Is ReFS ready to host production VHDXs on Hyper-V 2012 r2 clusters

cluster-shared-volumeshyper-v-server-2012-r2refswindows-server-2012-r2

One of the new features that I didn't see listed in all the "Windows Server 2012 r2" posts is that Clustering now supports CSVs that are formatted with ReFS. So, naturally, I would like to change the CSVs where I store the VHDX files to be ReFS. But the VHDX files are being used to store database files in VMs running Sql Server 2012.

The thought is that I would then have RAID at the hardware level, protecting against instantaneous failure. Above that, the real OS (Hyper-V Server 2012 r2) would maintain them as ReFS volumes, which would protect data on those drives against bitrot. Finally, VHDXs are NTFS drives, which means the applications being supported continue to use the filesystem they rely on.

So far, the best I can find is that this is technically supported—because Hyper-V reports that you must turn off the "data integrity" setting in the VHDX file (Set-FileIntegrity cmdlet) when you try to use it from the ReFS volume. But I can't find any more solid information than that. Is it really ready for prime-time, or is it effectively just a tech-preview for clustering?

Edit: 2014-01-22

I found that ReFS only detects bitrot by itself. In order to have ReFS both detect and auto-fix, you must also use Storage Spaces to create a RAID-1 volume using multiple ReFS drives. So it's looking like my solution is evolving into having the hardware RAID present its disks as JBOD, then Windows would take care of the RAID-1 part. I'll be testing if this is a viable setup in Production over the next month or so.

Best Answer

The answer is a very clear "No".

ReFS only detects bit rot in user data if the file in question has "Integrity Streams" enabled (Sources: official TechNet docs, everyone's favorite blog post, and another spot). Oh, and you also lose COW (Copy-On-Write) when Integrity Streams are disabled. Since you cannot use a VHDX residing on a ReFS volume unless Integrity Streams is disabled, you cannot protect a VHDX against bit rot. Game Over.

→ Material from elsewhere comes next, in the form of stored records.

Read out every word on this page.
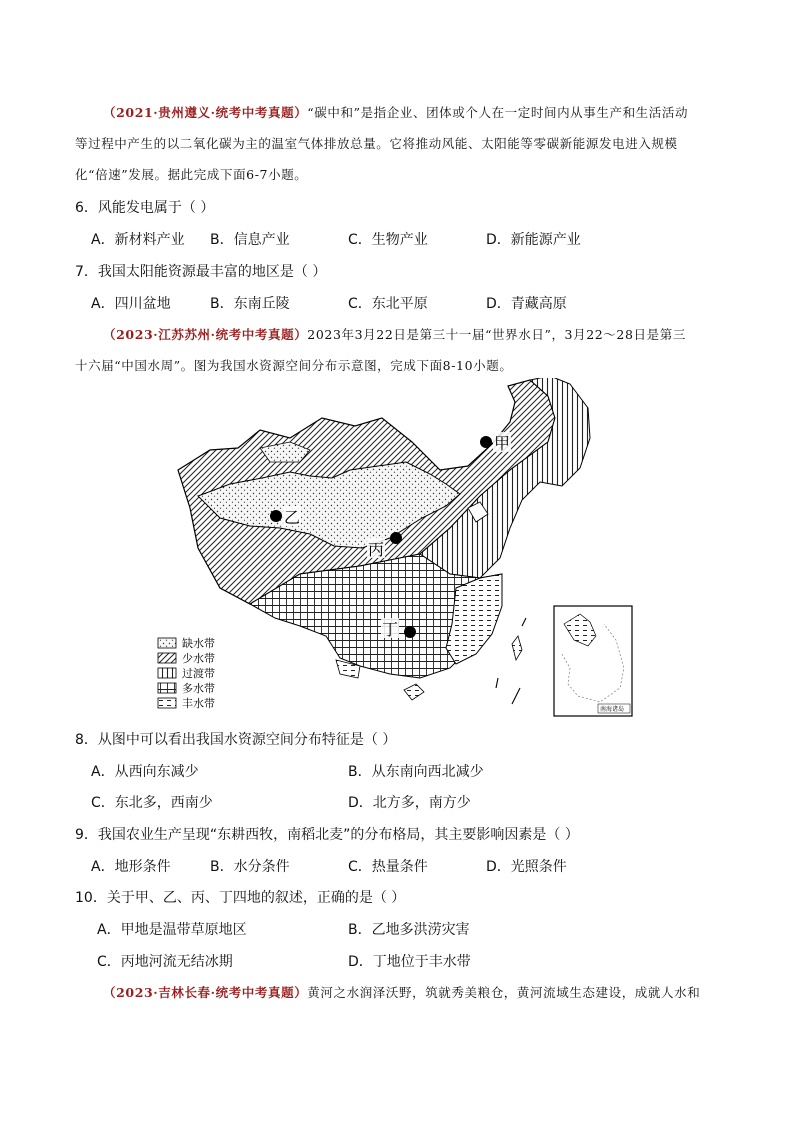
（2021·贵州遵义·统考中考真题）“碳中和”是指企业、团体或个人在一定时间内从事生产和生活活动
等过程中产生的以二氧化碳为主的温室气体排放总量。它将推动风能、太阳能等零碳新能源发电进入规模
化“倍速”发展。据此完成下面6-7小题。
6．风能发电属于（ ）
A．新材料产业 B．信息产业	C．生物产业	D．新能源产业
7．我国太阳能资源最丰富的地区是（ ）
A．四川盆地	B．东南丘陵	C．东北平原	D．青藏高原
（2023·江苏苏州·统考中考真题）2023年3月22日是第三十一届“世界水日”，3月22～28日是第三
十六届“中国水周”。图为我国水资源空间分布示意图，完成下面8-10小题。
甲
乙
丙
丁
缺水带
少水带
过渡带
多水带
丰水带	南海诸岛
8．从图中可以看出我国水资源空间分布特征是（ ）
A．从西向东减少	B．从东南向西北减少
C．东北多，西南少	D．北方多，南方少
9．我国农业生产呈现“东耕西牧，南稻北麦”的分布格局，其主要影响因素是（ ）
A．地形条件	B．水分条件	C．热量条件	D．光照条件
10．关于甲、乙、丙、丁四地的叙述，正确的是（ ）
A．甲地是温带草原地区	B．乙地多洪涝灾害
C．丙地河流无结冰期	D．丁地位于丰水带
（2023·吉林长春·统考中考真题）黄河之水润泽沃野，筑就秀美粮仓，黄河流域生态建设，成就人水和
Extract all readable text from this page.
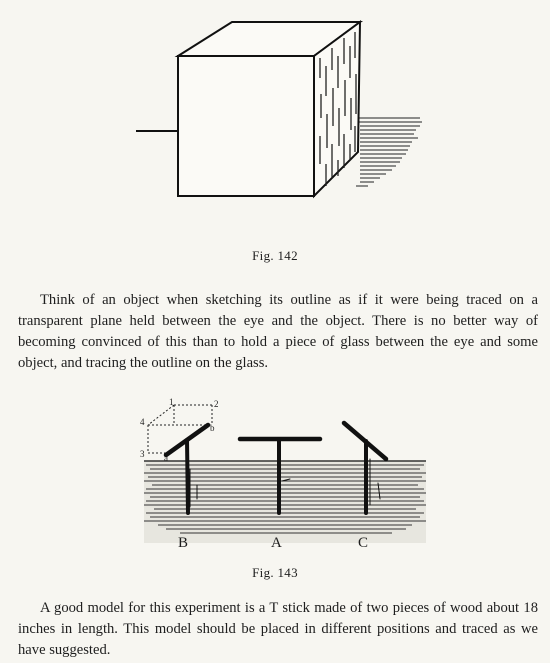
Fig. 142

Think of an object when sketching its outline as if it were being traced on a transparent plane held between the eye and the object. There is no better way of becoming convinced of this than to hold a piece of glass between the eye and some object, and tracing the outline on the glass.

1	2
4
b
3 a
B	A	C
Fig. 143

A good model for this experiment is a T stick made of two pieces of wood about 18 inches in length. This model should be placed in different positions and traced as we have suggested.
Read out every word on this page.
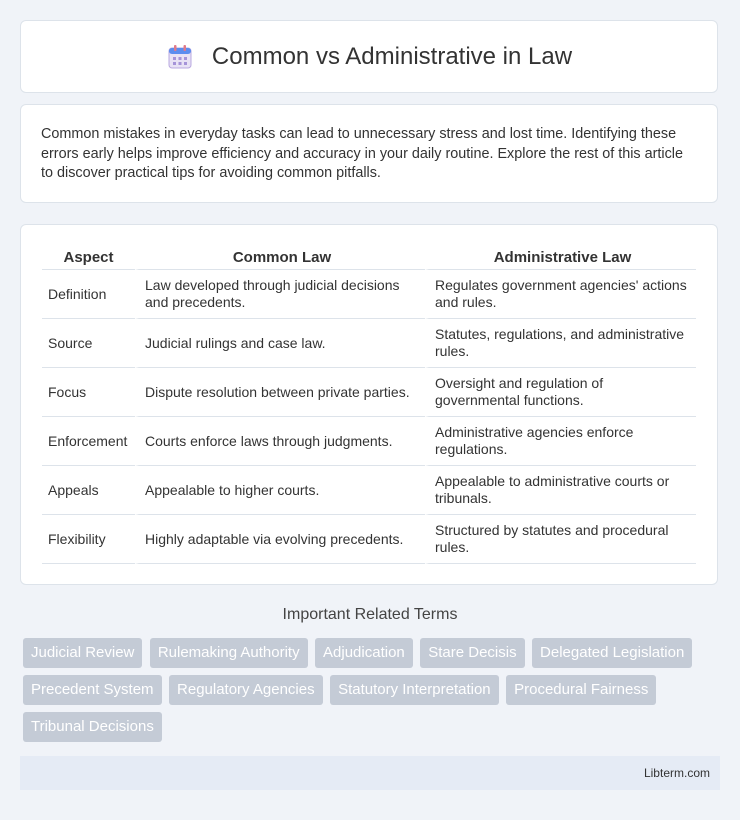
Common vs Administrative in Law

Common mistakes in everyday tasks can lead to unnecessary stress and lost time. Identifying these errors early helps improve efficiency and accuracy in your daily routine. Explore the rest of this article to discover practical tips for avoiding common pitfalls.

Aspect	Common Law	Administrative Law
Definition	Law developed through judicial decisions and precedents.	Regulates government agencies' actions and rules.
Source	Judicial rulings and case law.	Statutes, regulations, and administrative rules.
Focus	Dispute resolution between private parties.	Oversight and regulation of governmental functions.
Enforcement	Courts enforce laws through judgments.	Administrative agencies enforce regulations.
Appeals	Appealable to higher courts.	Appealable to administrative courts or tribunals.
Flexibility	Highly adaptable via evolving precedents.	Structured by statutes and procedural rules.
Important Related Terms
Judicial Review Rulemaking Authority Adjudication Stare Decisis Delegated Legislation Precedent System Regulatory Agencies Statutory Interpretation Procedural Fairness Tribunal Decisions
Libterm.com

It's like the same person who thought a Clustered Storage Space Pool should require at least 3 disks was also the one that made the decision to make the best thing about ReFS something you could turn off, and then got the Hyper-V people to require it to be disabled. It's hard to imagine that amount of "dumb" spread out so far across core teams like that.

Ancillary

While doing some testing, I found the following that may be useful to people who still wish to move forward:

  • You can only SLM (Storage Live Migrate) an in-use VHDX to a ReFS-mirror volume if your destination is a folder where Integrity Streams have been disabled.
    • If you attempt to do SLM onto a ReFS-mirror where Integrity Streams is enabled, you'll get an error with this in it: "The destination '...' is not valid because it is configured with the integrity stream attribute. Select a destination that does not have the integrity stream attribute to continue.". You get the same error when attempting via PowerShell.
  • Copying/Moving a file onto a ReFS-mirror will result in the file having its "integrity bit" set to match the setting from the destination folder.
  • You cannot get/set the integrity bit of a VHDX that is in-use.
  • Otherwise, the performance of a ReFS-mirror volume appears to be good enough (my opinion, of course) for Production. My "differences" test is here if anyone cares.